Working harder than ever and still not doing enough
At the beginning of my parenting journey, I was a mother who completely subscribed to the ideals of attachment parenting and kept up with the latest child-development research. From the minute my kids woke up at 5am until they went to bed at 7.30pm, my day was spent running between them in an attempt to meet their ‘needs’ for attention, snacks, a playmate and comfort. Giving the pacifier to my son (who stopped day-napping at 18-months) was the only way I could complete a basic level of housework, go to the toilet or shower in peace.
At the time, I was incredulous that anyone could pick out the one area where I was failing to support my child’s optimal development whilst I was clearly drowning in anxiety, exhaustion and unhappiness.
But without a clear understanding of what I was experiencing, I made sense of it by assuming that there was something inherently wrong with me and that other mothers must be doing better.
The effect of intensive mothering ideology
Many years and conversations later, I learned that this wasn’t the case. As I gathered the courage to speak about how I was feeling with other mothers, they often echoed my sentiments in private.
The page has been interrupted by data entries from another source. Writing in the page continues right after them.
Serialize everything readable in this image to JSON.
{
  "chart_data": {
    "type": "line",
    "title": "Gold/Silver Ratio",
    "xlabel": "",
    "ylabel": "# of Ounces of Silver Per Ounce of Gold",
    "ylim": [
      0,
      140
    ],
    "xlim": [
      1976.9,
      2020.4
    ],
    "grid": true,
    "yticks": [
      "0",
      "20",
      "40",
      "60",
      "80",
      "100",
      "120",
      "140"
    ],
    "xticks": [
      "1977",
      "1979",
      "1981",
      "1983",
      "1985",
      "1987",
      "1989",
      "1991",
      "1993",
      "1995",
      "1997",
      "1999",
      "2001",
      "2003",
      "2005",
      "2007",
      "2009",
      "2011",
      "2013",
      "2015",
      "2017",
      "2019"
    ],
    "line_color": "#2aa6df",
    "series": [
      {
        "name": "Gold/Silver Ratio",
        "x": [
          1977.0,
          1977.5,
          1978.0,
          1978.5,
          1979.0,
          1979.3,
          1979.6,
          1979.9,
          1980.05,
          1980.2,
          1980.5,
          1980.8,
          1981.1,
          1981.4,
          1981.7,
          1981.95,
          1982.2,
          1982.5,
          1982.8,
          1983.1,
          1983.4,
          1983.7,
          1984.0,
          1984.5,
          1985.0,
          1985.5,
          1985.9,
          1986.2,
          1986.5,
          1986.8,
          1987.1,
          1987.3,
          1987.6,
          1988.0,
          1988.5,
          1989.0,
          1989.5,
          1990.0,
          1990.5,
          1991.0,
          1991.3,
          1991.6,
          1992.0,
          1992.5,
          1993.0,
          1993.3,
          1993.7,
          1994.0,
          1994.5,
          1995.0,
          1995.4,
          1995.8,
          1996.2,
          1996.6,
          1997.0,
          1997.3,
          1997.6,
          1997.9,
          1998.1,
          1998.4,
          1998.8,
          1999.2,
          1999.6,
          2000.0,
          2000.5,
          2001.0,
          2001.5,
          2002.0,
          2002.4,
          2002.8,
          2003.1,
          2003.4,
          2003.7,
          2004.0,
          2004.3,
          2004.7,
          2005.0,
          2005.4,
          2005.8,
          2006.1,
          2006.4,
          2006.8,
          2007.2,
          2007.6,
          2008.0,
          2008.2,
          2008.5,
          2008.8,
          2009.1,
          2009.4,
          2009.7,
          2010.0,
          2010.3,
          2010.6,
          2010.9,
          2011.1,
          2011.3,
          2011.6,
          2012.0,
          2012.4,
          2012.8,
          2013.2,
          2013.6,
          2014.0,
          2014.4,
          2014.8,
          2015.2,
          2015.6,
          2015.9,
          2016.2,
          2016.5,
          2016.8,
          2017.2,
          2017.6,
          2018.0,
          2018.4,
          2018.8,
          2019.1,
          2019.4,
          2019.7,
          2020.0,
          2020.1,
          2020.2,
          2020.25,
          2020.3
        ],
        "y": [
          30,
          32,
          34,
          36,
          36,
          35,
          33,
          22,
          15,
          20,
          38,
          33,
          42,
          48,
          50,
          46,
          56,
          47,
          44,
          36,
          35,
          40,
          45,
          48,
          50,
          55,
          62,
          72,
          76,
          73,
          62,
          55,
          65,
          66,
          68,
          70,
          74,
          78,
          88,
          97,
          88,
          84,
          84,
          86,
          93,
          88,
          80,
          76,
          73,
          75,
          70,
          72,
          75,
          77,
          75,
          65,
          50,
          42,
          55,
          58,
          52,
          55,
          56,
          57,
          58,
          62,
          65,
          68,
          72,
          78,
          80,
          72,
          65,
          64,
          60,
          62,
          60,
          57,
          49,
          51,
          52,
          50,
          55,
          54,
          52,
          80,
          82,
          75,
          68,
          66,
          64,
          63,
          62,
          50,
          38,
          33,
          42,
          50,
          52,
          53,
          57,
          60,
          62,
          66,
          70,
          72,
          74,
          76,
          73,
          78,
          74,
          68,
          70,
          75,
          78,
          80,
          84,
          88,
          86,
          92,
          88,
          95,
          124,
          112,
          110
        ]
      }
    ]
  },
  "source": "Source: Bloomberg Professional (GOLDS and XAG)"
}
I also discovered something that helped me piece together the reasons why so many mothers were working incredibly hard only to constantly feel like they were coming up short: intensive mothering ideology. This term was coined in the 1960s by an American sociologist named Sharon Hays to describe the dominant western cultural approach to motherhood as “child-centered, expert-guided, emotionally absorbing, labor-intensive and financially expensive”.
This discovery made me realise that mothering was never meant to be this hard.
It isn’t our children who demand that mothers should be able to perfectly cater to the many expert-defined ‘needs’ of their children, but the messages we’ve absorbed about what it means to be a ‘good mother’.
While I still believe that most of the expert advice I read was beneficial to children, all of it failed to consider a mother’s individual circumstances and the level of support around her.
Nothing in the attachment parenting literature that I’d consumed warned me that neglecting my own basic needs and emotions to co-sleep, baby-wear and remain hyper-responsive to every display of emotion would lead to exhaustion, overwhelm and anxiety – which in turn led to me being impatient and unkind with my children.
None of the experts informed me that the task of raising a child optimally was never meant to be shouldered by one person, but a community of loving people who all valued the care of both mothers and children.